In future work, the main focus will be on creating a 3D model incorporating a high level of detail for buildings, terrain, energy demand and other building characteristics. Visualizing large amounts of information is challenging and for this purpose a graphical user interface (GUI) must be created to enable interaction with the energy information in the 3D model, making it possible to show, hide or filter various information either with numbers or colour codes.
5. Conclusions
A dedicated spatial–temporal analysis of both electricity use and district heating demand in a Swedish local-city context was provided in this study using a toolkit for top-down digital mapping. The average electricity demand in the Borlänge building samples was 24.47 kWh/m2, which was reasonably lower than the average value in Sweden. The mean value of heating of the building samples was 268.78 kWh/m2, which was much higher than either the building code or the passive house standard. The heating use in Borlänge city remained at a high level when compared to the closest regions and the average figure over the country. In particular, there was great potential for the improvement of energy performance, amounting to savings of about 13,487 MWh/year for the buildings built before 1980 and around 24,917 MWh/year for the rest of the buildings.

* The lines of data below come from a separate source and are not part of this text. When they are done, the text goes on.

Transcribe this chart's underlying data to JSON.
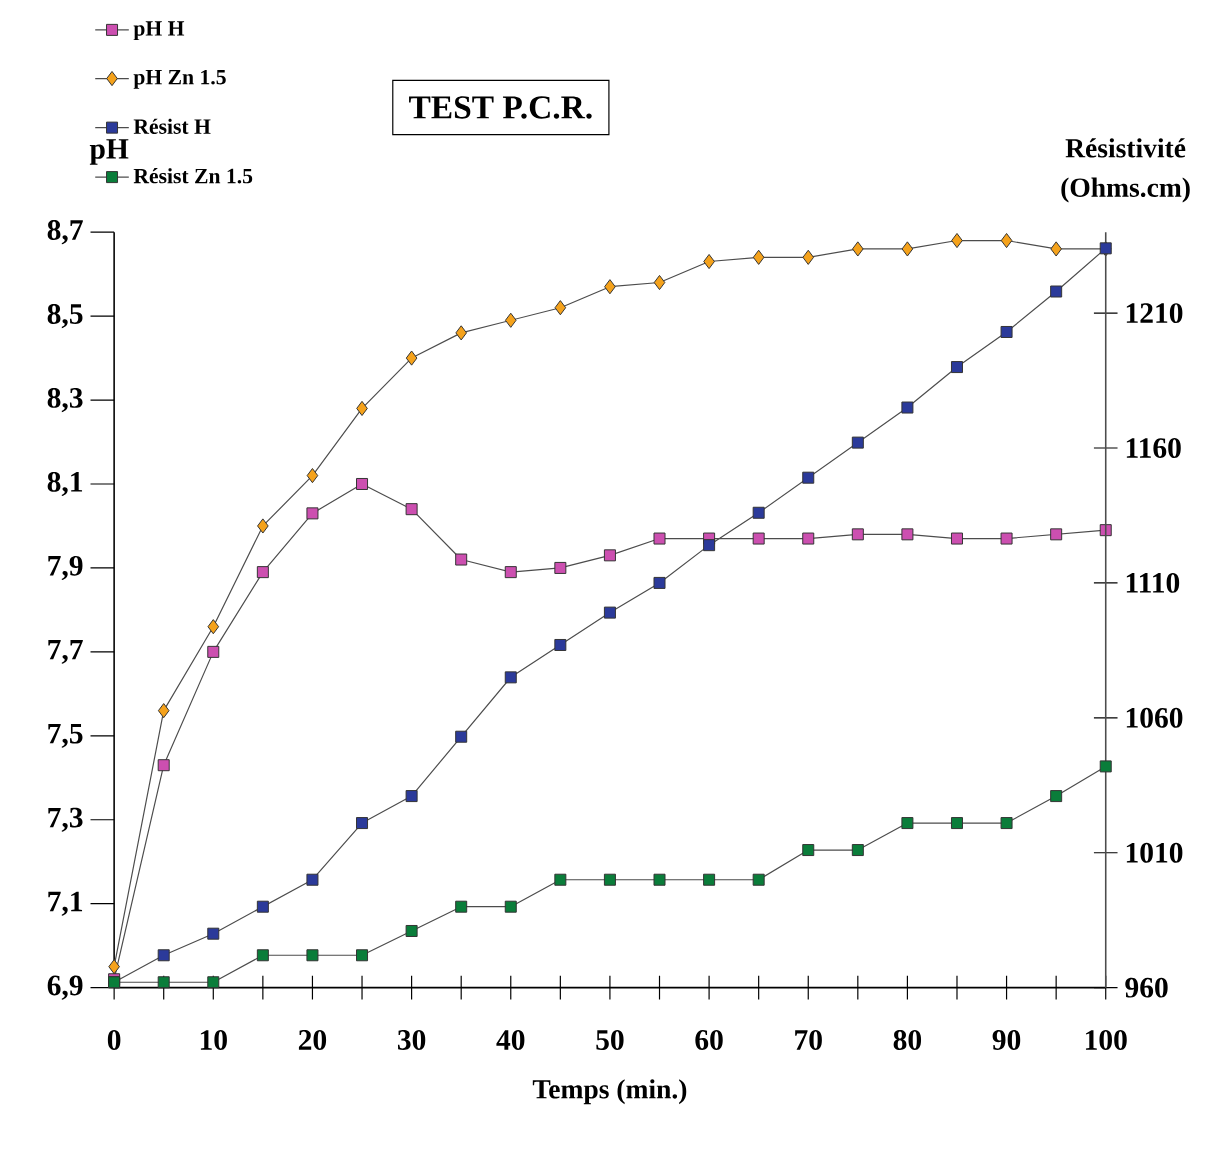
{
  "chart_data": {
    "type": "line",
    "title": "TEST P.C.R.",
    "xlabel": "Temps (min.)",
    "ylabel": "pH",
    "y2label": "Résistivité (Ohms.cm)",
    "x": [
      0,
      5,
      10,
      15,
      20,
      25,
      30,
      35,
      40,
      45,
      50,
      55,
      60,
      65,
      70,
      75,
      80,
      85,
      90,
      95,
      100
    ],
    "series": [
      {
        "name": "pH H",
        "color": "#cc4fb0",
        "marker": "square",
        "values": [
          6.92,
          7.43,
          7.7,
          7.89,
          8.03,
          8.1,
          8.04,
          7.92,
          7.89,
          7.9,
          7.93,
          7.97,
          7.97,
          7.97,
          7.97,
          7.98,
          7.98,
          7.97,
          7.97,
          7.98,
          7.99
        ]
      },
      {
        "name": "pH Zn 1.5",
        "color": "#f5a21b",
        "marker": "diamond",
        "values": [
          6.95,
          7.56,
          7.76,
          8.0,
          8.12,
          8.28,
          8.4,
          8.46,
          8.49,
          8.52,
          8.57,
          8.58,
          8.63,
          8.64,
          8.64,
          8.66,
          8.66,
          8.68,
          8.68,
          8.66,
          8.66
        ]
      },
      {
        "name": "Résist H",
        "color": "#2b3a9a",
        "marker": "square",
        "axis": "y2",
        "values": [
          962,
          972,
          980,
          990,
          1000,
          1021,
          1031,
          1053,
          1075,
          1087,
          1099,
          1110,
          1124,
          1136,
          1149,
          1162,
          1175,
          1190,
          1203,
          1218,
          1234
        ]
      },
      {
        "name": "Résist Zn 1.5",
        "color": "#0a7d3a",
        "marker": "square",
        "axis": "y2",
        "values": [
          962,
          962,
          962,
          972,
          972,
          972,
          981,
          990,
          990,
          1000,
          1000,
          1000,
          1000,
          1000,
          1011,
          1011,
          1021,
          1021,
          1021,
          1031,
          1042
        ]
      }
    ],
    "xlim": [
      0,
      100
    ],
    "xticks": [
      0,
      {
        "value": 5,
        "label": null
      },
      10,
      {
        "value": 15,
        "label": null
      },
      20,
      {
        "value": 25,
        "label": null
      },
      30,
      {
        "value": 35,
        "label": null
      },
      40,
      {
        "value": 45,
        "label": null
      },
      50,
      {
        "value": 55,
        "label": null
      },
      60,
      {
        "value": 65,
        "label": null
      },
      70,
      {
        "value": 75,
        "label": null
      },
      80,
      {
        "value": 85,
        "label": null
      },
      90,
      {
        "value": 95,
        "label": null
      },
      100
    ],
    "ylim": [
      6.9,
      8.7
    ],
    "yticks": [
      {
        "value": 6.9,
        "label": "6,9"
      },
      {
        "value": 7.1,
        "label": "7,1"
      },
      {
        "value": 7.3,
        "label": "7,3"
      },
      {
        "value": 7.5,
        "label": "7,5"
      },
      {
        "value": 7.7,
        "label": "7,7"
      },
      {
        "value": 7.9,
        "label": "7,9"
      },
      {
        "value": 8.1,
        "label": "8,1"
      },
      {
        "value": 8.3,
        "label": "8,3"
      },
      {
        "value": 8.5,
        "label": "8,5"
      },
      {
        "value": 8.7,
        "label": "8,7"
      }
    ],
    "y2lim": [
      960,
      1240
    ],
    "y2ticks": [
      960,
      1010,
      1060,
      1110,
      1160,
      1210
    ],
    "grid": false,
    "legend": "top left"
  }
}
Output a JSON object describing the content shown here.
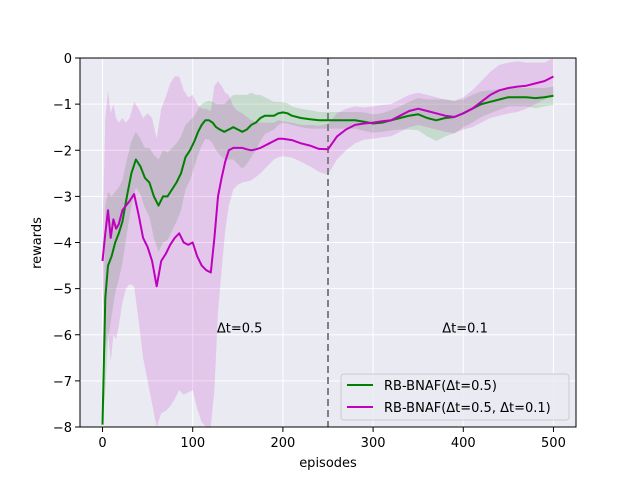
{
  "chart_data": {
    "type": "line",
    "xlabel": "episodes",
    "ylabel": "rewards",
    "xlim": [
      -25,
      525
    ],
    "ylim": [
      -8,
      0
    ],
    "xticks": [
      0,
      100,
      200,
      300,
      400,
      500
    ],
    "yticks": [
      -8,
      -7,
      -6,
      -5,
      -4,
      -3,
      -2,
      -1,
      0
    ],
    "grid": true,
    "legend_position": "lower-right",
    "vline": {
      "x": 250,
      "style": "dashed",
      "color": "#808080"
    },
    "annotations": [
      {
        "text": "Δt=0.5",
        "x": 152,
        "y": -5.95
      },
      {
        "text": "Δt=0.1",
        "x": 402,
        "y": -5.95
      }
    ],
    "series": [
      {
        "name": "RB-BNAF(Δt=0.5)",
        "color": "#008000",
        "x": [
          0,
          3,
          6,
          10,
          14,
          18,
          22,
          27,
          32,
          37,
          42,
          47,
          52,
          57,
          62,
          67,
          72,
          77,
          82,
          87,
          92,
          97,
          102,
          106,
          110,
          114,
          118,
          122,
          126,
          130,
          135,
          140,
          145,
          150,
          155,
          160,
          165,
          170,
          175,
          180,
          185,
          190,
          195,
          200,
          205,
          210,
          220,
          230,
          240,
          250,
          260,
          270,
          280,
          290,
          300,
          310,
          320,
          330,
          340,
          350,
          360,
          370,
          380,
          390,
          400,
          410,
          420,
          430,
          440,
          450,
          460,
          470,
          480,
          490,
          500
        ],
        "y": [
          -7.95,
          -5.2,
          -4.5,
          -4.3,
          -4.0,
          -3.8,
          -3.55,
          -3.0,
          -2.5,
          -2.2,
          -2.35,
          -2.6,
          -2.7,
          -3.0,
          -3.2,
          -3.0,
          -3.0,
          -2.85,
          -2.7,
          -2.5,
          -2.15,
          -2.0,
          -1.8,
          -1.6,
          -1.45,
          -1.35,
          -1.35,
          -1.4,
          -1.5,
          -1.55,
          -1.6,
          -1.55,
          -1.5,
          -1.55,
          -1.6,
          -1.55,
          -1.45,
          -1.4,
          -1.3,
          -1.25,
          -1.25,
          -1.25,
          -1.2,
          -1.18,
          -1.2,
          -1.25,
          -1.3,
          -1.33,
          -1.35,
          -1.35,
          -1.35,
          -1.35,
          -1.35,
          -1.38,
          -1.42,
          -1.4,
          -1.35,
          -1.3,
          -1.25,
          -1.22,
          -1.3,
          -1.35,
          -1.3,
          -1.28,
          -1.2,
          -1.1,
          -1.0,
          -0.95,
          -0.9,
          -0.85,
          -0.85,
          -0.85,
          -0.87,
          -0.85,
          -0.82
        ],
        "band_width": [
          0.35,
          2.0,
          1.6,
          1.3,
          1.1,
          1.0,
          0.9,
          0.8,
          0.7,
          0.6,
          0.6,
          0.65,
          0.75,
          0.9,
          1.0,
          1.0,
          0.95,
          0.9,
          0.85,
          0.8,
          0.7,
          0.65,
          0.55,
          0.5,
          0.45,
          0.4,
          0.42,
          0.45,
          0.5,
          0.55,
          0.6,
          0.65,
          0.7,
          0.75,
          0.8,
          0.75,
          0.7,
          0.6,
          0.5,
          0.4,
          0.35,
          0.3,
          0.25,
          0.22,
          0.22,
          0.2,
          0.2,
          0.2,
          0.18,
          0.18,
          0.18,
          0.18,
          0.18,
          0.2,
          0.2,
          0.2,
          0.22,
          0.25,
          0.3,
          0.35,
          0.4,
          0.45,
          0.4,
          0.35,
          0.3,
          0.3,
          0.28,
          0.25,
          0.22,
          0.2,
          0.2,
          0.2,
          0.22,
          0.2,
          0.2
        ]
      },
      {
        "name": "RB-BNAF(Δt=0.5, Δt=0.1)",
        "color": "#bf00bf",
        "x": [
          0,
          3,
          6,
          9,
          12,
          15,
          18,
          22,
          26,
          30,
          35,
          40,
          45,
          50,
          55,
          60,
          65,
          70,
          75,
          80,
          85,
          90,
          95,
          100,
          105,
          110,
          115,
          120,
          124,
          128,
          132,
          136,
          140,
          145,
          150,
          155,
          160,
          165,
          170,
          175,
          180,
          185,
          190,
          195,
          200,
          210,
          220,
          230,
          240,
          250,
          260,
          270,
          280,
          290,
          300,
          310,
          320,
          330,
          340,
          350,
          360,
          370,
          380,
          390,
          400,
          410,
          420,
          430,
          440,
          450,
          460,
          470,
          480,
          490,
          500
        ],
        "y": [
          -4.4,
          -3.8,
          -3.3,
          -3.9,
          -3.5,
          -3.7,
          -3.6,
          -3.3,
          -3.2,
          -3.1,
          -2.95,
          -3.4,
          -3.9,
          -4.1,
          -4.4,
          -4.95,
          -4.4,
          -4.25,
          -4.05,
          -3.9,
          -3.8,
          -4.0,
          -4.05,
          -4.0,
          -4.3,
          -4.5,
          -4.6,
          -4.65,
          -3.9,
          -3.0,
          -2.6,
          -2.25,
          -2.0,
          -1.95,
          -1.95,
          -1.95,
          -1.98,
          -2.0,
          -1.98,
          -1.95,
          -1.9,
          -1.85,
          -1.8,
          -1.75,
          -1.75,
          -1.78,
          -1.85,
          -1.9,
          -1.97,
          -1.98,
          -1.7,
          -1.55,
          -1.45,
          -1.42,
          -1.4,
          -1.37,
          -1.35,
          -1.25,
          -1.15,
          -1.1,
          -1.15,
          -1.2,
          -1.25,
          -1.28,
          -1.2,
          -1.1,
          -0.95,
          -0.8,
          -0.7,
          -0.65,
          -0.62,
          -0.6,
          -0.55,
          -0.5,
          -0.4
        ],
        "band_width": [
          0.5,
          2.5,
          2.6,
          2.7,
          2.5,
          2.4,
          2.2,
          2.0,
          1.8,
          1.8,
          2.0,
          2.3,
          2.6,
          2.9,
          3.1,
          3.2,
          3.3,
          3.4,
          3.5,
          3.5,
          3.4,
          3.3,
          3.2,
          3.2,
          3.3,
          3.4,
          3.5,
          3.5,
          3.3,
          2.5,
          2.0,
          1.5,
          1.2,
          0.9,
          0.8,
          0.75,
          0.7,
          0.65,
          0.6,
          0.55,
          0.5,
          0.45,
          0.4,
          0.4,
          0.38,
          0.38,
          0.4,
          0.45,
          0.5,
          0.55,
          0.5,
          0.45,
          0.4,
          0.35,
          0.35,
          0.35,
          0.35,
          0.35,
          0.35,
          0.35,
          0.35,
          0.35,
          0.35,
          0.35,
          0.35,
          0.4,
          0.45,
          0.5,
          0.55,
          0.55,
          0.55,
          0.5,
          0.45,
          0.4,
          0.4
        ]
      }
    ]
  }
}
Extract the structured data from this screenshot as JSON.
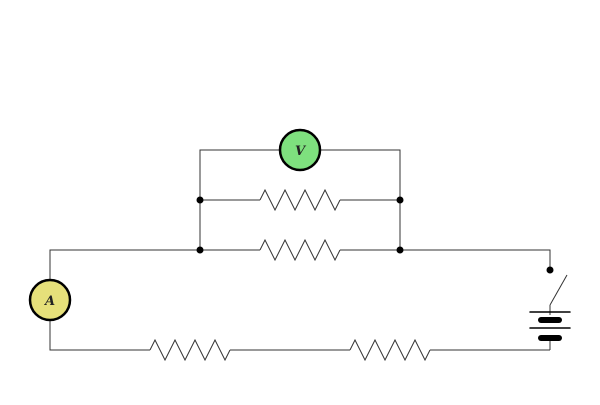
{
  "diagram": {
    "voltmeter": {
      "label": "V",
      "fill_color": "#7ee07e"
    },
    "ammeter": {
      "label": "A",
      "fill_color": "#e6e07a"
    },
    "wire_color": "#333333",
    "node_color": "#000000"
  }
}
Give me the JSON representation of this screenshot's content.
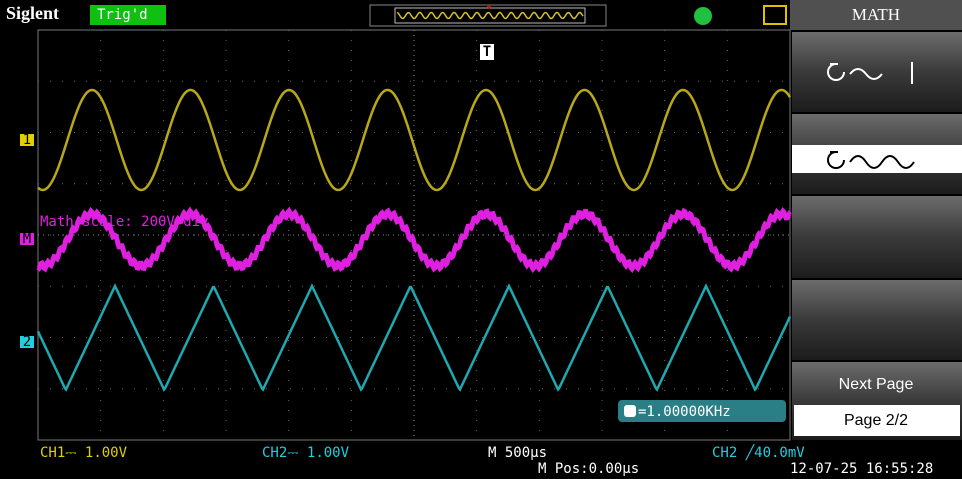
{
  "header": {
    "brand": "Siglent",
    "status": "Trig'd"
  },
  "menu": {
    "title": "MATH",
    "next": "Next Page",
    "page": "Page 2/2"
  },
  "screen": {
    "math_scale": "Math scale: 200V/div",
    "frequency": "=1.00000KHz",
    "channel_markers": [
      "1",
      "M",
      "2"
    ],
    "trigger_marker": "T"
  },
  "footer": {
    "ch1": "CH1⎓ 1.00V",
    "ch2": "CH2⎓ 1.00V",
    "timebase": "M 500µs",
    "position": "M Pos:0.00µs",
    "trigger": "CH2 ╱40.0mV",
    "datetime": "12-07-25 16:55:28"
  }
}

The digital maps provided a spatial representation of the identifiable hotspots for electricity uses in high-occupancy/density areas and for district heating needs in districts with buildings mostly constructed before 1980. Visualizing the energy use across the city also showed that there was some apparent correlation in the electricity use and heating demand hotspot locations, as, for example, in the increase of electricity use and decrease of district heating in the periphery.
Further expanding the temporal scale from yearly to monthly values made it possible to study the electricity use and the district heating pattern in relation to the changes of the seasons and temperatures over the year. As expected, heating demand was increasingly relational to the decrease of temperatures, as was the electricity demand, although at a lower intensity.
The approach to generating the information map for the spatial–temporal energy demand was finally concluded with the three datasets including spatial information from Lantmäteriet, geocoded addresses and temporal energy demand. This method also expanded the potential to integrate energy information into city information models at a 3D level through parallel data transformation of the three data files with the Feature Manipulation Engine tool. The overall result offers clear insights for the planning of urban energy infrastructure and distributions, as well as a potential contribution for local RES implementation.